I need to profile a program to see whether any changes need to be made regarding performance. I suspect there is a need, but measuring first is the way to go. This is not that program, but it illustrates the problem I'm having:
#include <stdio.h>
int main (int argc, char** argv)
{
FILE* fp = fopen ("trivial.c", "r");
if (fp)
{
char line[80];
while (fgets (line, 80, fp))
printf (line);
fclose (fp);
}
return 0;
}
Here's what I did with it:
% gcc trivial.c -pg -o trivial
% ./trivial
...
% gprof trivial gmon.out
Granted, this is a trivial program, but I would have thought it would make some kind of blip on the profiling radar. It didn't:
called/total parents
index %time self descendents called+self name index
called/total children
0.00 0.00 1/1 __start [1704]
[105] 0.0 0.00 0.00 1 _main [105]
-----------------------------------------------
% cumulative self self total
time seconds seconds calls ms/call ms/call name
0.0 0.00 0.00 1 0.00 0.00 _main [105]
Index by function name
[105] _main
Can anyone guide me here? I would like the output to reflect that it called fgets and printf at least 14 times, and it did hit the disk after all - there should be some measured time, surely.

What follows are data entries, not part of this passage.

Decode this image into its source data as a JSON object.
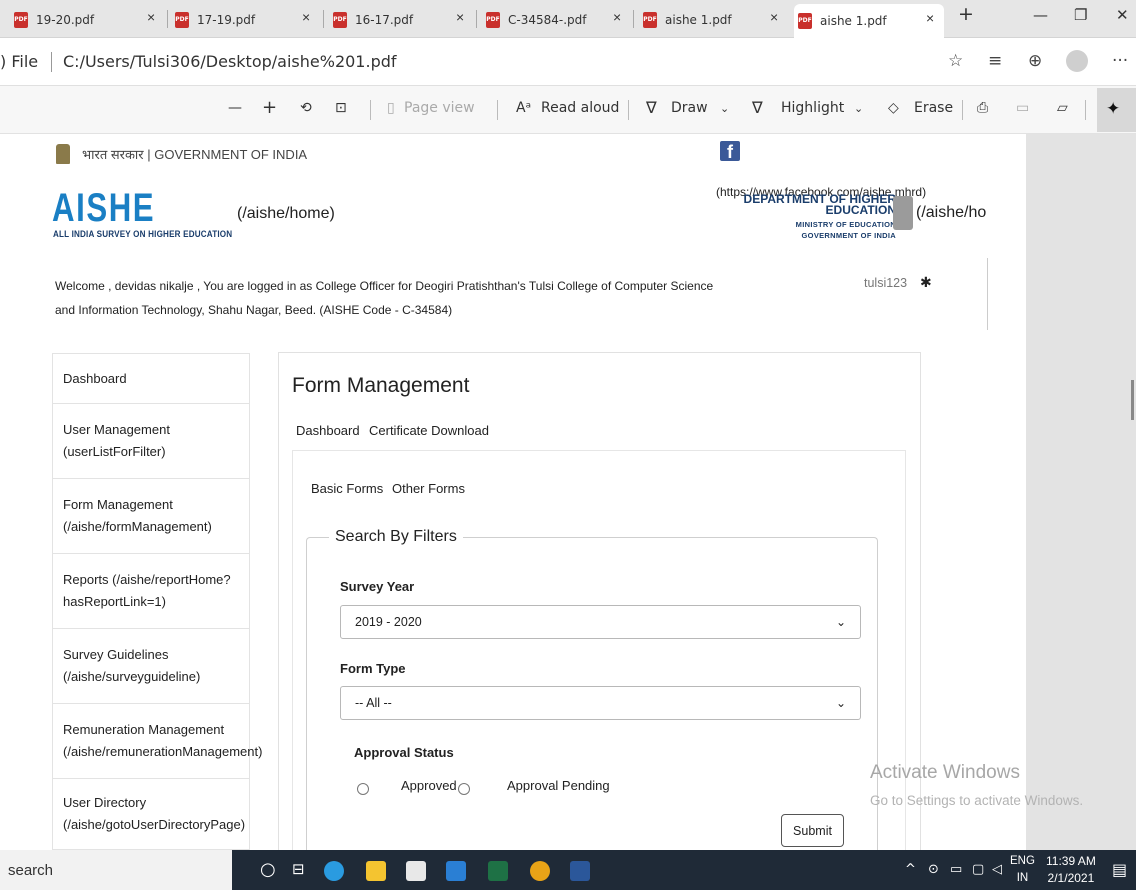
{
  "browser": {
    "tabs": [
      {
        "title": "19-20.pdf"
      },
      {
        "title": "17-19.pdf"
      },
      {
        "title": "16-17.pdf"
      },
      {
        "title": "C-34584-.pdf"
      },
      {
        "title": "aishe 1.pdf"
      },
      {
        "title": "aishe 1.pdf"
      }
    ],
    "close_glyph": "×",
    "new_tab_glyph": "+",
    "address_prefix": ") File",
    "address": "C:/Users/Tulsi306/Desktop/aishe%201.pdf",
    "minimize": "—",
    "restore": "❐",
    "close": "✕",
    "more": "···"
  },
  "pdf_toolbar": {
    "zoom_out": "—",
    "zoom_in": "+",
    "rotate": "⟲",
    "fit": "⊡",
    "page_view": "Page view",
    "read_aloud": "Read aloud",
    "draw": "Draw",
    "highlight": "Highlight",
    "erase": "Erase"
  },
  "header": {
    "gov_line": "भारत सरकार | GOVERNMENT OF INDIA",
    "logo": "AISHE",
    "logo_sub": "ALL INDIA SURVEY ON HIGHER EDUCATION",
    "home_link": "(/aishe/home)",
    "fb_link": "(https://www.facebook.com/aishe.mhrd)",
    "dhe_title": "DEPARTMENT OF HIGHER EDUCATION",
    "dhe_ministry": "MINISTRY OF EDUCATION",
    "dhe_gov": "GOVERNMENT OF INDIA",
    "ho_link": "(/aishe/ho",
    "welcome": "Welcome , devidas nikalje , You are logged in as College Officer for Deogiri Pratishthan's Tulsi College of Computer Science and Information Technology, Shahu Nagar, Beed. (AISHE Code - C-34584)",
    "username": "tulsi123"
  },
  "sidebar": {
    "items": [
      {
        "label": "Dashboard"
      },
      {
        "label": "User Management (userListForFilter)"
      },
      {
        "label": "Form Management (/aishe/formManagement)"
      },
      {
        "label": "Reports (/aishe/reportHome?hasReportLink=1)"
      },
      {
        "label": "Survey Guidelines (/aishe/surveyguideline)"
      },
      {
        "label": "Remuneration Management (/aishe/remunerationManagement)"
      },
      {
        "label": "User Directory (/aishe/gotoUserDirectoryPage)"
      }
    ]
  },
  "main": {
    "title": "Form Management",
    "tabs": [
      "Dashboard",
      "Certificate Download"
    ],
    "subtabs": [
      "Basic Forms",
      "Other Forms"
    ],
    "filters_legend": "Search By Filters",
    "survey_year_label": "Survey Year",
    "survey_year_value": "2019 - 2020",
    "form_type_label": "Form Type",
    "form_type_value": "-- All --",
    "approval_label": "Approval Status",
    "approved": "Approved",
    "pending": "Approval Pending",
    "submit": "Submit"
  },
  "watermark": {
    "line1": "Activate Windows",
    "line2": "Go to Settings to activate Windows."
  },
  "taskbar": {
    "search": "search",
    "lang1": "ENG",
    "lang2": "IN",
    "time": "11:39 AM",
    "date": "2/1/2021"
  },
  "colors": {
    "accent": "#1a7fc4",
    "taskbar": "#1f2a37"
  }
}
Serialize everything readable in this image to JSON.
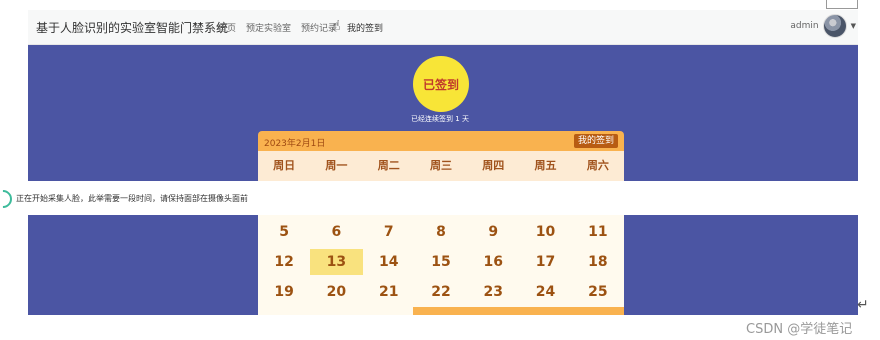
{
  "header": {
    "title": "基于人脸识别的实验室智能门禁系统",
    "nav": [
      "首页",
      "预定实验室",
      "预约记录",
      "我的签到"
    ],
    "active_index": 3,
    "user": "admin"
  },
  "signin": {
    "badge": "已签到",
    "streak": "已经连续签到 1 天"
  },
  "calendar": {
    "current_date": "2023年2月1日",
    "my_signin_button": "我的签到",
    "weekdays": [
      "周日",
      "周一",
      "周二",
      "周三",
      "周四",
      "周五",
      "周六"
    ],
    "rows": [
      [
        "5",
        "6",
        "7",
        "8",
        "9",
        "10",
        "11"
      ],
      [
        "12",
        "13",
        "14",
        "15",
        "16",
        "17",
        "18"
      ],
      [
        "19",
        "20",
        "21",
        "22",
        "23",
        "24",
        "25"
      ]
    ],
    "today": "13"
  },
  "notice": {
    "text": "正在开始采集人脸，此举需要一段时间，请保持面部在摄像头面前"
  },
  "watermark": "CSDN @学徒笔记",
  "colors": {
    "banner": "#4b55a3",
    "badge": "#f8e537",
    "calendar_accent": "#f9b24f",
    "notice_icon": "#3dbb9b"
  }
}
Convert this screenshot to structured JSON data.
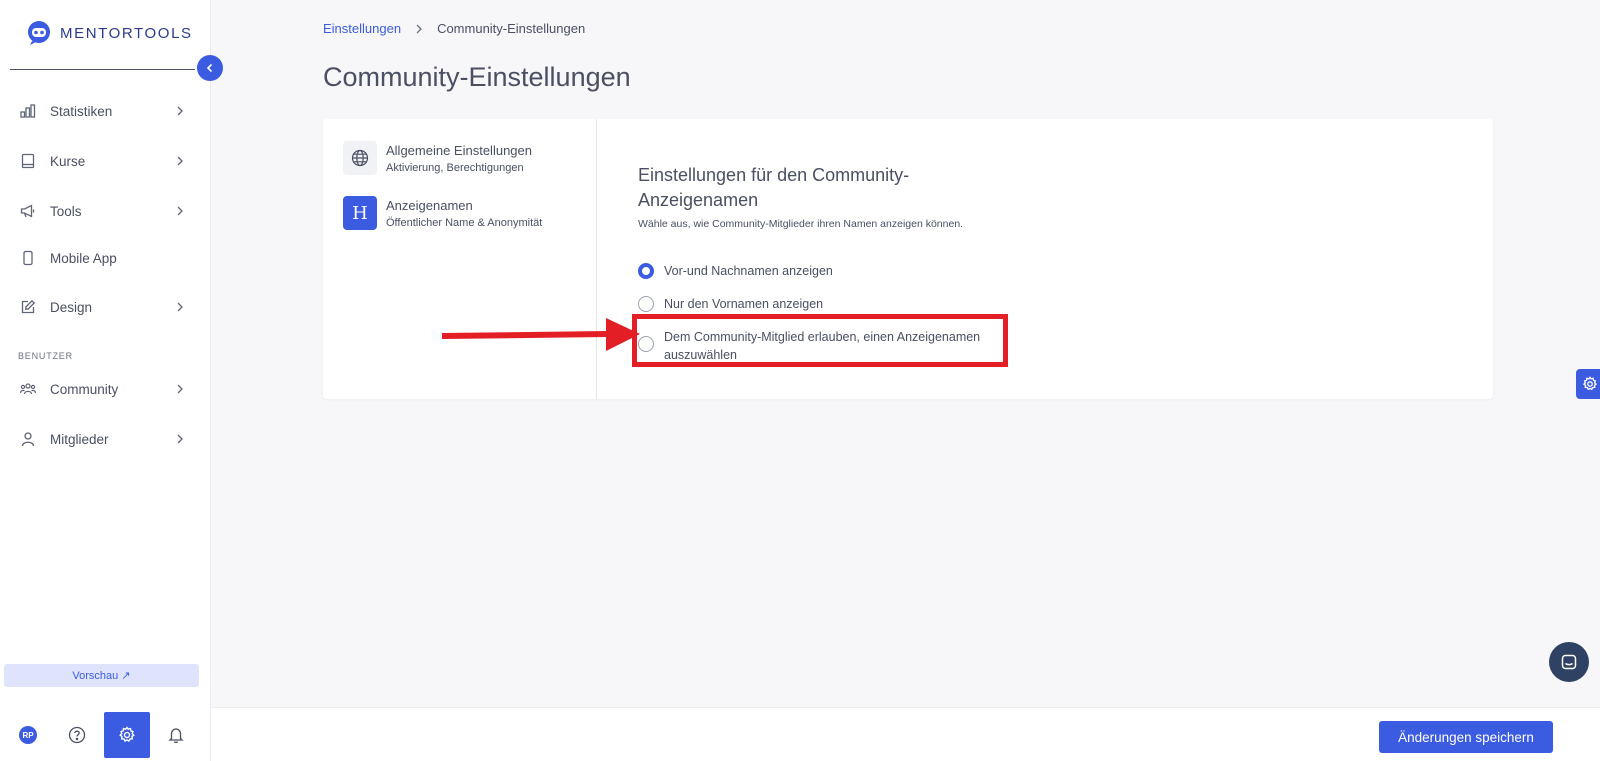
{
  "brand": {
    "name": "MENTORTOOLS"
  },
  "sidebar": {
    "items": [
      {
        "label": "Statistiken",
        "icon": "bar-chart-icon"
      },
      {
        "label": "Kurse",
        "icon": "book-icon"
      },
      {
        "label": "Tools",
        "icon": "megaphone-icon"
      },
      {
        "label": "Mobile App",
        "icon": "phone-icon"
      },
      {
        "label": "Design",
        "icon": "edit-icon"
      },
      {
        "label": "Community",
        "icon": "users-icon"
      },
      {
        "label": "Mitglieder",
        "icon": "user-icon"
      }
    ],
    "section_label": "BENUTZER",
    "preview_label": "Vorschau ↗",
    "avatar_initials": "RP"
  },
  "breadcrumb": {
    "parent": "Einstellungen",
    "current": "Community-Einstellungen"
  },
  "page": {
    "title": "Community-Einstellungen"
  },
  "settings_nav": [
    {
      "title": "Allgemeine Einstellungen",
      "subtitle": "Aktivierung, Berechtigungen",
      "icon": "globe-icon"
    },
    {
      "title": "Anzeigenamen",
      "subtitle": "Öffentlicher Name & Anonymität",
      "icon_text": "H"
    }
  ],
  "display_names": {
    "title": "Einstellungen für den Community-Anzeigenamen",
    "description": "Wähle aus, wie Community-Mitglieder ihren Namen anzeigen können.",
    "options": [
      {
        "label": "Vor-und Nachnamen anzeigen",
        "checked": true
      },
      {
        "label": "Nur den Vornamen anzeigen",
        "checked": false
      },
      {
        "label": "Dem Community-Mitglied erlauben, einen Anzeigenamen auszuwählen",
        "checked": false
      }
    ]
  },
  "footer": {
    "save_label": "Änderungen speichern"
  },
  "colors": {
    "accent": "#3b5be0",
    "annotation": "#e31e24",
    "chat": "#2f4263"
  }
}
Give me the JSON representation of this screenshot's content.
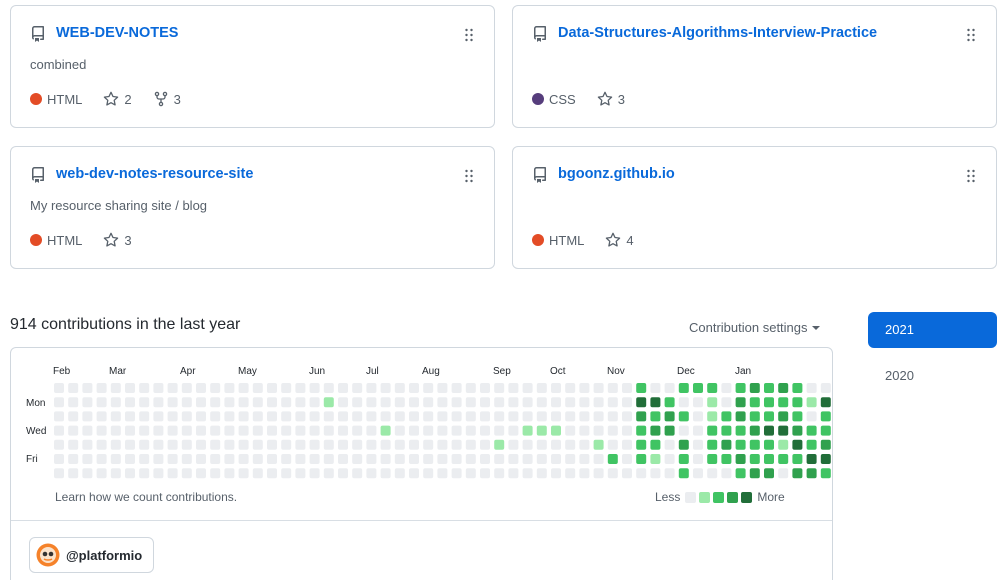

When I run the same command on the real program, I get more functions listed, but even then it is not a complete list - just a sample.
Perhaps gprof is not the right tool to use. What is?
This is on OS X Leopard.
Edit: I ran the real program and got this:
% time real_program
real 4m24.107s
user 2m34.630s
sys 0m38.716s
I think that you could try various Valgrind tools, especially callgrind
(used to get call counts and inclusive cost for each call happening in your program).
There are various nice visualisation tools for the valgrind output. I don't know about particular tools for OS X though.